Da questa situazione di partenza pare logica conseguenza lo spostamento di tutto il rotore depressionario atlantico verso levante. Ma non è così, dato che trattasi di un’onda planetaria, ovvero di una saccatura facente parte della grande scala. Le perturbazioni che ruotano entro di esso, inserite in centri di bassa pressione secondari, quelle si che si spostano da ovest verso est. Ecco perchè il periodo tra Natale e Capodanno vedrà transitare diversi corpi nuvolosi.

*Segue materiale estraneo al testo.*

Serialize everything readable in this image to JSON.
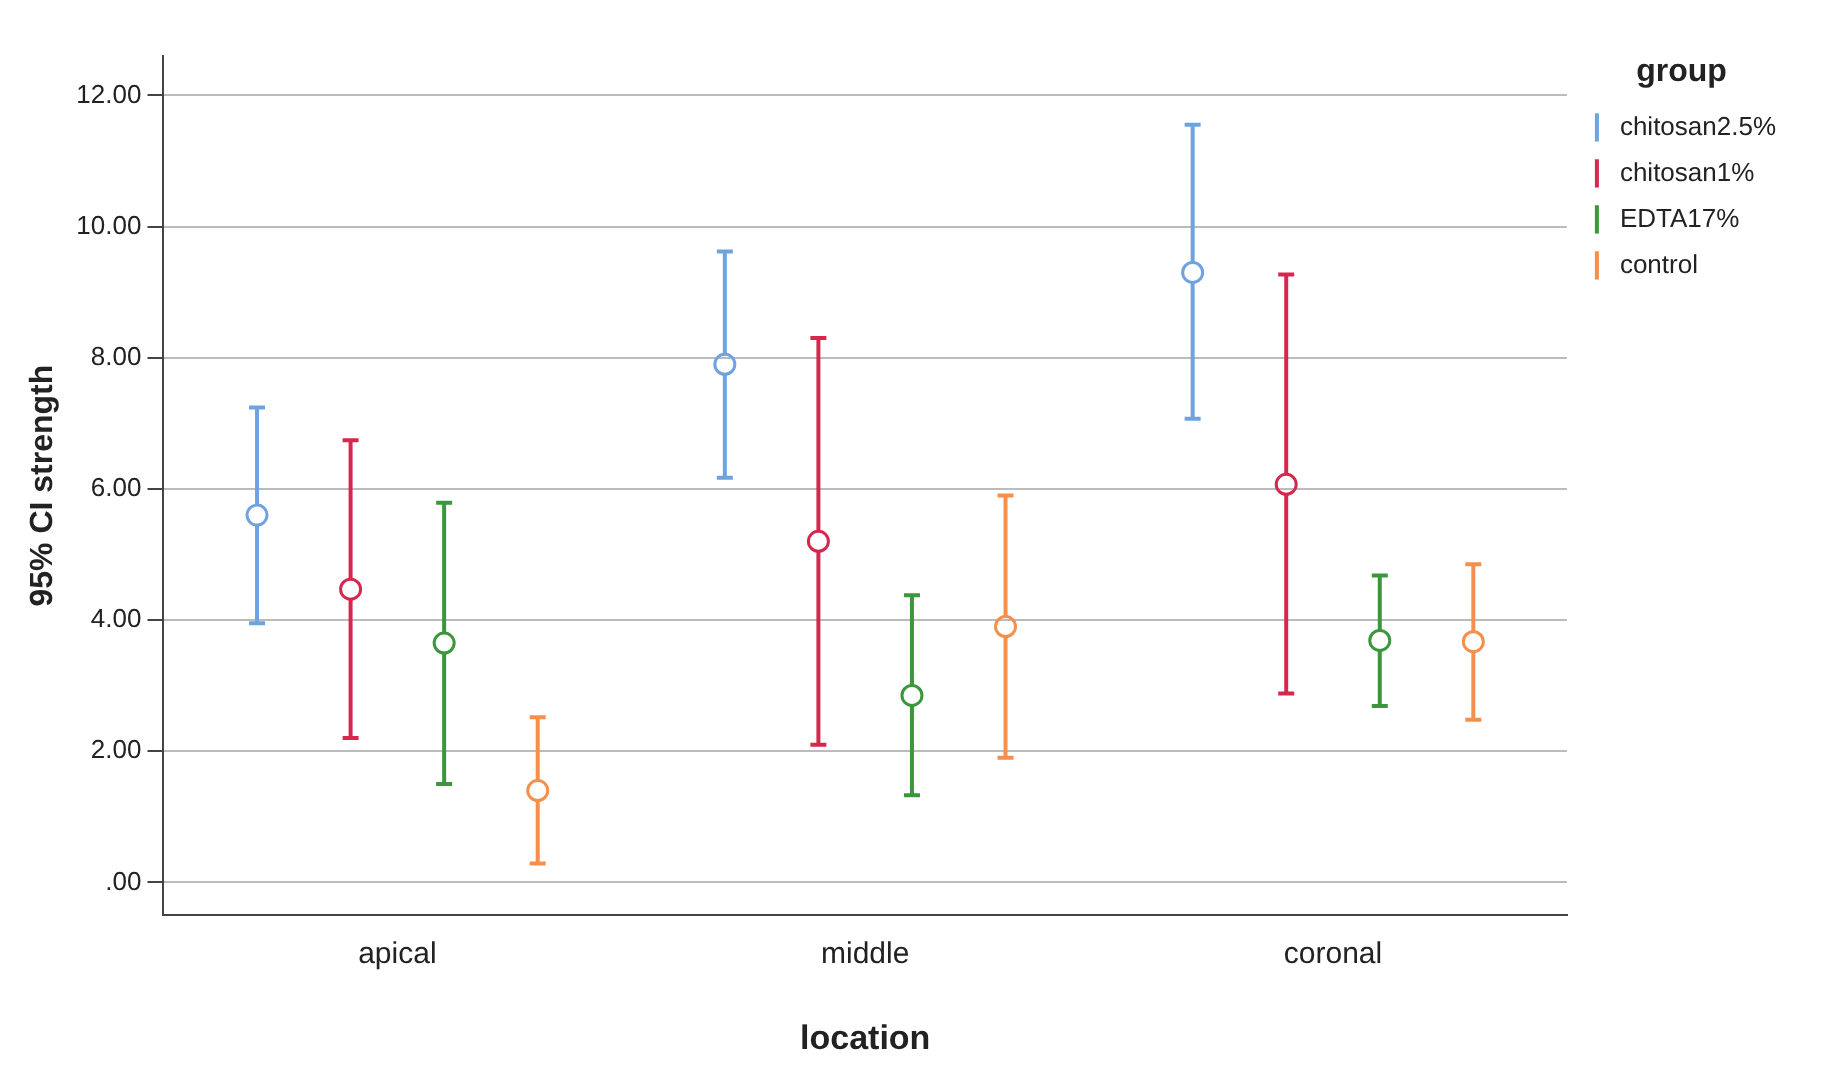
{
  "chart_data": {
    "type": "scatter",
    "xlabel": "location",
    "ylabel": "95% CI strength",
    "legend_title": "group",
    "legend": "top right",
    "grid": "y",
    "marker": "circle",
    "categories": [
      "apical",
      "middle",
      "coronal"
    ],
    "ylim": [
      -0.5,
      12.6
    ],
    "yticks": [
      {
        "value": 0,
        "label": ".00"
      },
      {
        "value": 2,
        "label": "2.00"
      },
      {
        "value": 4,
        "label": "4.00"
      },
      {
        "value": 6,
        "label": "6.00"
      },
      {
        "value": 8,
        "label": "8.00"
      },
      {
        "value": 10,
        "label": "10.00"
      },
      {
        "value": 12,
        "label": "12.00"
      }
    ],
    "series": [
      {
        "name": "chitosan2.5%",
        "color": "#6fa3e0",
        "values": [
          5.6,
          7.9,
          9.3
        ],
        "errors": [
          [
            3.95,
            7.24
          ],
          [
            6.17,
            9.62
          ],
          [
            7.07,
            11.55
          ]
        ]
      },
      {
        "name": "chitosan1%",
        "color": "#d6284e",
        "values": [
          4.47,
          5.2,
          6.07
        ],
        "errors": [
          [
            2.2,
            6.74
          ],
          [
            2.1,
            8.3
          ],
          [
            2.88,
            9.27
          ]
        ]
      },
      {
        "name": "EDTA17%",
        "color": "#3c963c",
        "values": [
          3.65,
          2.85,
          3.69
        ],
        "errors": [
          [
            1.5,
            5.79
          ],
          [
            1.33,
            4.38
          ],
          [
            2.69,
            4.68
          ]
        ]
      },
      {
        "name": "control",
        "color": "#f58f4c",
        "values": [
          1.4,
          3.9,
          3.67
        ],
        "errors": [
          [
            0.29,
            2.52
          ],
          [
            1.9,
            5.9
          ],
          [
            2.48,
            4.85
          ]
        ]
      }
    ]
  }
}
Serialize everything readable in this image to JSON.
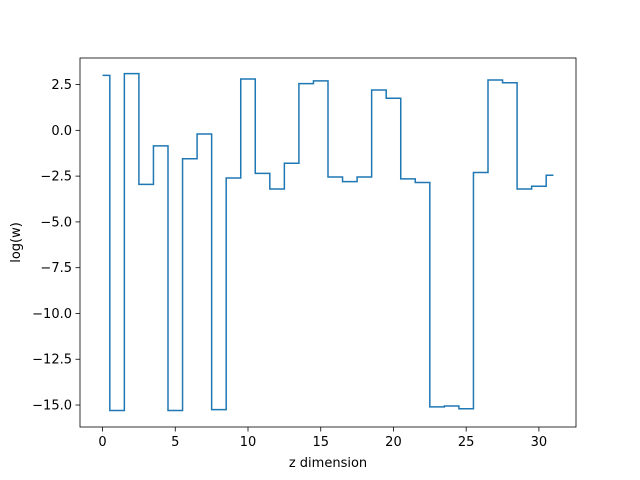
{
  "chart_data": {
    "type": "line",
    "drawstyle": "steps-mid",
    "title": "",
    "xlabel": "z dimension",
    "ylabel": "log(w)",
    "xlim": [
      -1.55,
      32.55
    ],
    "ylim": [
      -16.2,
      3.95
    ],
    "x_ticks": [
      0,
      5,
      10,
      15,
      20,
      25,
      30
    ],
    "x_tick_labels": [
      "0",
      "5",
      "10",
      "15",
      "20",
      "25",
      "30"
    ],
    "y_ticks": [
      2.5,
      0.0,
      -2.5,
      -5.0,
      -7.5,
      -10.0,
      -12.5,
      -15.0
    ],
    "y_tick_labels": [
      "2.5",
      "0.0",
      "−2.5",
      "−5.0",
      "−7.5",
      "−10.0",
      "−12.5",
      "−15.0"
    ],
    "grid": false,
    "legend": "none",
    "series": [
      {
        "color": "#1f77b4",
        "x": [
          0,
          1,
          2,
          3,
          4,
          5,
          6,
          7,
          8,
          9,
          10,
          11,
          12,
          13,
          14,
          15,
          16,
          17,
          18,
          19,
          20,
          21,
          22,
          23,
          24,
          25,
          26,
          27,
          28,
          29,
          30,
          31
        ],
        "y": [
          3.0,
          -15.3,
          3.1,
          -2.95,
          -0.85,
          -15.3,
          -1.55,
          -0.2,
          -15.25,
          -2.6,
          2.8,
          -2.35,
          -3.2,
          -1.8,
          2.55,
          2.7,
          -2.55,
          -2.8,
          -2.55,
          2.2,
          1.75,
          -2.65,
          -2.85,
          -15.1,
          -15.05,
          -15.2,
          -2.3,
          2.75,
          2.6,
          -3.2,
          -3.05,
          -2.45
        ]
      }
    ]
  }
}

Almeno tre perturbazioni saranno destinate anche all’Italia: la prima, ormai celebre, è quella
che terrà banco sull’Italia tra la Vigilia (nord), Natale (nord e centro) e Santo Stefano (nord-est, centro e sud). La prima mappa riassume graficamente la situazione per quest’ultima giornata, probabilmente la peggiore delle tre se considerata a livello nazionale.
Corriamo via veloci come le nostre perturbazioni ed ecco che, dopo una relativa e parziale tregua attesa essenzialmente nella mattina di sabato 28, subentrerà un secondo sistema frontale, l’ultima perturbazione del mese di dicembre, l’ultima del 2013, attesa per domenica 29. Dato il profilo termico che si andrà a creare e alla miscelazione delle masse d’aria che interverranno al passaggio di questa perturbazione, pensiamo possa trattarsi di un’occasione per nevicate a bassa quota sul nostro settentrione, magari a tratti anche in pianura sul Piemonte, ma per i dettagli abbiamo ancora tempo.
Nuvolaglia e qualche fenomeno di passaggio sul resto d’Italia, che comunque dovrà vedersela con la perturbazione successiva (ultima figura in basso) la prima del 2014, attesa tra il 31 dicembre (nord) e Capodanno (centro-sud).
Altra perturbazione, altro blocco di aria più fredda in arrivo. Di conseguenza per l’occasione, ci potremo attendere un ulteriore ritocco del profilo termico che, qua e là, inizierà a scendere al di sotto delle medie. Freddo + precipitazioni = neve. E infatti, pur se lo schema descritto è da considerare al momento solo indicativo, una siffatta congiuntura, soluzione matematica dell’equazione di cui sopra, sarebbe teoricamente favorevole allo sviluppo di nevicate fino a bassa quota.
Dovesse andare buca alla prima perturbazione del 2014, ci sarà sempre la seconda, che seguirà a ruota tra il 2 e il 3 gennaio. Chi lo dice dunque, potrebbe essere l’ora della neve in Val Padana e magari qua e là, anche nelle valli del centro.
Insomma l’inverno torna pian piano all’ovile, ci voleva la tempesta di Natale a smuoverlo. D’altra parte c’era il monster anticyiclone da eliminare… scusate se è poco!